Both theatres have said that it is in their interest to present this reading so that it can lead to further discussion. But what exactly is there to discuss? I would think that a play that simplifies a multifaceted conflict, and strips it of any larger context, only does the opposite. In fact, the theatre's decision to present the play has usurped the play itself as the central object of debate.
In the case of the New York Theatre Workshop, their decision may be an effort to compensate for a decision three years ago not to present My Name is Rachel Corrie, another play unabashedly critical of Israel. On each of the three nights that Seven Jewish Children was presented, the panelists who led the follow-up discussions--Laura Flanders (Wednesday, March 25), Kushner and Alisa Solomon (Thursday, March 26), and Mark Crispin Miller (Friday, March 27)--are known critics of Israel's military actions in the territories. If NYTW were really interested in "discussion," as the panels are billed on its website, wouldn't they invite someone from the Israeli consulate to participate in one of them? I'm sure Ed Koch was available. Although, to be fair, I'm not sure anyone with an opposing view would want their names associated with the event.
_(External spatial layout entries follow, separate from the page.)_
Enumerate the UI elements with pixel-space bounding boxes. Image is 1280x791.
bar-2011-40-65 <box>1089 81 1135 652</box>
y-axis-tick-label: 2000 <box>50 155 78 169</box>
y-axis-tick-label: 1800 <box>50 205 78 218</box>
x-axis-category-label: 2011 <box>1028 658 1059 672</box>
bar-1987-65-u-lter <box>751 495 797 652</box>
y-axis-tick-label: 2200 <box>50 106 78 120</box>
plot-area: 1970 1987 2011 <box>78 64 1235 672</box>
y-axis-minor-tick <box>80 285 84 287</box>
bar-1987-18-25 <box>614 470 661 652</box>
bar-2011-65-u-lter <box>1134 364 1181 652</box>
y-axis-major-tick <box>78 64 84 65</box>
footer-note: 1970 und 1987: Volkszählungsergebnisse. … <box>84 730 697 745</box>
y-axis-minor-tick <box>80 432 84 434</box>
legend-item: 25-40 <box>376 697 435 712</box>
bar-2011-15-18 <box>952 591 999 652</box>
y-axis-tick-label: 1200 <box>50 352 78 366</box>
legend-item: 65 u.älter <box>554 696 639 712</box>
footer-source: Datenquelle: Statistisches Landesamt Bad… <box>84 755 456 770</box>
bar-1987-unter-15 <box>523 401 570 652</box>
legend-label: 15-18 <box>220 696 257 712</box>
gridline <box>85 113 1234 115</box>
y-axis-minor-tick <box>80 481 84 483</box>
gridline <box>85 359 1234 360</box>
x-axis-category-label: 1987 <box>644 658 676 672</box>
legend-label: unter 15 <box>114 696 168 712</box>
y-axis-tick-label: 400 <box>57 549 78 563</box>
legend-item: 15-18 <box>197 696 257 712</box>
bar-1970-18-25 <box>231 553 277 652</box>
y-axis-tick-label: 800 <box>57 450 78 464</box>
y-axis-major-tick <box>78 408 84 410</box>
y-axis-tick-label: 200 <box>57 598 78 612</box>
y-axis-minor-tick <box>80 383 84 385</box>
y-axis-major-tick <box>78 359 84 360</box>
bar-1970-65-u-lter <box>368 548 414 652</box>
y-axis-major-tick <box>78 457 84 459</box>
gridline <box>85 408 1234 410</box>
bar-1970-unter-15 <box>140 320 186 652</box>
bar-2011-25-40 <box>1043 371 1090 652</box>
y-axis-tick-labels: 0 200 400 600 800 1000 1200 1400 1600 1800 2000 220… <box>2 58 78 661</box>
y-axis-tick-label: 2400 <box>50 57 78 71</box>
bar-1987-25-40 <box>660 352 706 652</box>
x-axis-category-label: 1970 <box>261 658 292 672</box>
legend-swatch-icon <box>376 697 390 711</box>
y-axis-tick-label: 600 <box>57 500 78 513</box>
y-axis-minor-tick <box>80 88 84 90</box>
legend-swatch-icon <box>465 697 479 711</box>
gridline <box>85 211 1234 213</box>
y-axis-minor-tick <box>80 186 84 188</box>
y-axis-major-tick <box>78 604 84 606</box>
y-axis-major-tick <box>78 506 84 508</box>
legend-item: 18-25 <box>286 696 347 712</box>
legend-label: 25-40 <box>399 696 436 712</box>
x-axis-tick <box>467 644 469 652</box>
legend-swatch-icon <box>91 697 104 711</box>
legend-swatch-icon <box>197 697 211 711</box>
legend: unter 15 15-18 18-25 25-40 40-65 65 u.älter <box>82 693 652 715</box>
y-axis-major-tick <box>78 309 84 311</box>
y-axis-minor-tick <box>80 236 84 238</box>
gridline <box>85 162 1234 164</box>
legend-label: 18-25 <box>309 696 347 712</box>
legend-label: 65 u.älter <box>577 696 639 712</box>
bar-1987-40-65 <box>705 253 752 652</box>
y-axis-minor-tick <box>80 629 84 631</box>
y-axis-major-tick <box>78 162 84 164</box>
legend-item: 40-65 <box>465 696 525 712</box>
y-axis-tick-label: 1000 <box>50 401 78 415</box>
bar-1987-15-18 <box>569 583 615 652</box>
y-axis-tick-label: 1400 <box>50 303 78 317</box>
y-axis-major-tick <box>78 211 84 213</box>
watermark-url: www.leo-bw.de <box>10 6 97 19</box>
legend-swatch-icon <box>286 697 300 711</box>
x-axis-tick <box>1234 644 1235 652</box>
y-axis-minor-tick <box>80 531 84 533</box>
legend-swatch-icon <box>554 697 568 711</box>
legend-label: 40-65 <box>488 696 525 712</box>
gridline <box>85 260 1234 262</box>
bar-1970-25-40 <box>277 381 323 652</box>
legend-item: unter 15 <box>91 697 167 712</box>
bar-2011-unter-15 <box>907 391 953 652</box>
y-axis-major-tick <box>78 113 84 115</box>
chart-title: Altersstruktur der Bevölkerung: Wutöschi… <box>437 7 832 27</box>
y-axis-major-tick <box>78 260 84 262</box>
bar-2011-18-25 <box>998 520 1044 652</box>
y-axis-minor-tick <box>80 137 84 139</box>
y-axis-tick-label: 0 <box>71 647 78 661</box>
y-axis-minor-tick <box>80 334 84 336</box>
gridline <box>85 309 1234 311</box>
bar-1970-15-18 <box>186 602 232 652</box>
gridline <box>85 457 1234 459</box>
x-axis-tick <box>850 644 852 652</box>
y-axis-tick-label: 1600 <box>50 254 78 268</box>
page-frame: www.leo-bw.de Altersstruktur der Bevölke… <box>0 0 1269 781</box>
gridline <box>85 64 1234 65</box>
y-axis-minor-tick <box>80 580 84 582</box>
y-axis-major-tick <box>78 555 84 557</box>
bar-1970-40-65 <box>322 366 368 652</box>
In the case of Theatre J--known in the theatre world as the most distinguished Jewish voice--Roth seems to be trying to demonstrate how "open" his theatre is by presenting a work critical of Israel. But Roth should ask himself if he would ever present a play with a similarly one-sided view against Arabs. (Perhaps he should have presented a screening of Dutch politician Geert Wilders's film Fitna following the reading of Churchill's play.)
The participants and presenters of this play can hide behind their lofty principles of freedom of expression and the need for further dialogue, but their support of this project says more about their own relationship to Israel than anything Churchill's play has to offer.